A vertebral fracture or a break in one of the spinal vertebrae is a condition that can make it difficult for individuals to move freely. When a vertebral break occurs the bone fragments may rub against each other, resulting in debilitating pain. In this article, we will discuss a minimally-invasive procedure known as kyphoplasty. The goals of this procedure are to stabilize the fractured or broken vertebrae, restore any lost vertebral height, and hopefully provide patients with pain relief.

Who is a Candidate?

Individuals who have weakened bones due to cancer or people with a collapsed or compressed vertebrae due to osteoporosis, may be candidates for kyphoplasty. Older patients who recently had some type of accident or fall that resulted in a fractured or broken spinal vertebrae may be a candidate for this type of procedure as well. The procedure is typically reserved for older patients since the long-term effects of one of the components (bone cement) has not yet been thoroughly been tested on the younger population. 

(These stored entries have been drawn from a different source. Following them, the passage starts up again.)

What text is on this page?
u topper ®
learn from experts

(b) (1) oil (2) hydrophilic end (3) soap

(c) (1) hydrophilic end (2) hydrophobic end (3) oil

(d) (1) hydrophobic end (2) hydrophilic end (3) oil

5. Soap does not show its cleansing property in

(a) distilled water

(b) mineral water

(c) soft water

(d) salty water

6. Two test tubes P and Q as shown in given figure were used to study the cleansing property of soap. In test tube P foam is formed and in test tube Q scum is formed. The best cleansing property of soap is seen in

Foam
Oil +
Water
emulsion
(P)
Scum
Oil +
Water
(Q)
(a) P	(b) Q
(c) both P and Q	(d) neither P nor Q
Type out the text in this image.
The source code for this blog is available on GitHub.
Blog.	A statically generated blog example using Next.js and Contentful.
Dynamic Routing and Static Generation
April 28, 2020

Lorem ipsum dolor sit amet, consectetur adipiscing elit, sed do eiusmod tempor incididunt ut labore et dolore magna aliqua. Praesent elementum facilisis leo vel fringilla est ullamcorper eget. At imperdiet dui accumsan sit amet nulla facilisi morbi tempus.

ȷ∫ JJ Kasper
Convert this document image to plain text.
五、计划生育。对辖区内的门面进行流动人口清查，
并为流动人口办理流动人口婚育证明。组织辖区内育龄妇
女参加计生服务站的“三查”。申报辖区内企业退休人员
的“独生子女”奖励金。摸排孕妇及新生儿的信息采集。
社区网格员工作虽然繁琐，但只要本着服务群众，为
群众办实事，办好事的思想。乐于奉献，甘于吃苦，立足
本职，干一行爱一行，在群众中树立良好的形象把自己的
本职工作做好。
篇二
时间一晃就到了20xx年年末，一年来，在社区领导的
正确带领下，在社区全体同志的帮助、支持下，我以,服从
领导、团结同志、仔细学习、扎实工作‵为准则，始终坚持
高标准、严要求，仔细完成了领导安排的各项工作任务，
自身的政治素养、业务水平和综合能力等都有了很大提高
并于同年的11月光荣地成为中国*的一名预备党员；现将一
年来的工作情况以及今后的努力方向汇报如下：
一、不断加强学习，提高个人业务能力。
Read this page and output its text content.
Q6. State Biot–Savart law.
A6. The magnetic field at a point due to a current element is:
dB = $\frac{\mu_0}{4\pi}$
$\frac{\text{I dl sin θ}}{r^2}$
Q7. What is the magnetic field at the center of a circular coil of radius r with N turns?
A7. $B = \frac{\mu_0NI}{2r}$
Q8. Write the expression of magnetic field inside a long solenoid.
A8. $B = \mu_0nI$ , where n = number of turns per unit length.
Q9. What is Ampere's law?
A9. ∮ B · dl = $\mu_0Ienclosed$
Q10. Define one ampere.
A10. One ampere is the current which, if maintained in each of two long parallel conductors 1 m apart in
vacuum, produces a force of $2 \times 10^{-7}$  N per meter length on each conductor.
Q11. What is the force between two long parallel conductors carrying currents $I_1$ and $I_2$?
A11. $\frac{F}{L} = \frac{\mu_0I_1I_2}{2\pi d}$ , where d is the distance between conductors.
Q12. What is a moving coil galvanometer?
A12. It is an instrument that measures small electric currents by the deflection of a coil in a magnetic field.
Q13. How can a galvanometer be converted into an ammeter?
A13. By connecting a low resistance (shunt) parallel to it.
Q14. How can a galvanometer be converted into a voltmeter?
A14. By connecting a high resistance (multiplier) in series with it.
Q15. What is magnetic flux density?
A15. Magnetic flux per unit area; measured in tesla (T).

How is Kyphoplasty Performed?

Kyphoplasty is a minimally-invasive procedure that involves inserting a specially-designed catheter tube tipped with a balloon, into a small incision near the affected spinal vertebrae. Once guided into place, the balloon is then inflated creating a small space where bone cement will be injected. After the space is created the balloon is deflated and removed, then bone cement is injected into the remaining cavity. The bone cement takes about 10 minutes to harden.

For patients with severe, debilitating pain caused by a compression fracture or break, the hope is that the procedure will:

  • Correct any spinal deformity.
  • Restore lost vertebral height.
  • Increase patient mobility.
  • Reduce/eliminate the use of pain medication.    

Preparing for Kyphoplasty

In order to have the best possible outcome, the physician performing the procedure will likely recommend that their patient quit or at least reduce unhealthy behaviors such as tobacco or alcohol use. This will allow the best possible environment for maximum post-op bone healing. About a week before the procedure is to be performed, patients will be advised to halt the use of blood thinner and/or NSAID medications in order to minimize the risk of excessive bleeding or interactions with anesthesia during the procedure. If a patient takes other medications, they should discuss them with their physician to best determine how to maintain their regular dosage without compromising the procedure. No food or drink will be allowed 6 hours prior to a patient’s scheduled surgery time, although the patient may be allowed a small amount of water up to 2 hours prior.

Procedure Day

A general outline of the procedure is as follows:

  • An anesthesiologist provides medication to either relax the patient or put them completely to sleep.
  • Using an X-ray machine for guidance, the physician will insert a thin tube through the skin and back muscles to reach the affected area.
  • The balloon attached to the thin catheter tube will be inflated, thus creating a cavity for the bone cement, and then deflated.
  • Using the X-ray machine again, the physician will make sure the bone cement is inserted into the correct area.

No stitches are needed and unless additional vertebrae require treatment, the entire procedure usually takes less than an hour. The patient will be allowed to recover for 1-2 hours in the recovery room. In most cases, if no complications are noted the patient is released to recover at home. For some of their patients, physicians may recommend an overnight stay in the hospital. Whether a patient is allowed to go home on the same day or if they have to stay overnight, they should arrange for transportation to drive them home. Many patients are able to walk within an hour of the procedure and begin to feel pain relief within a few days.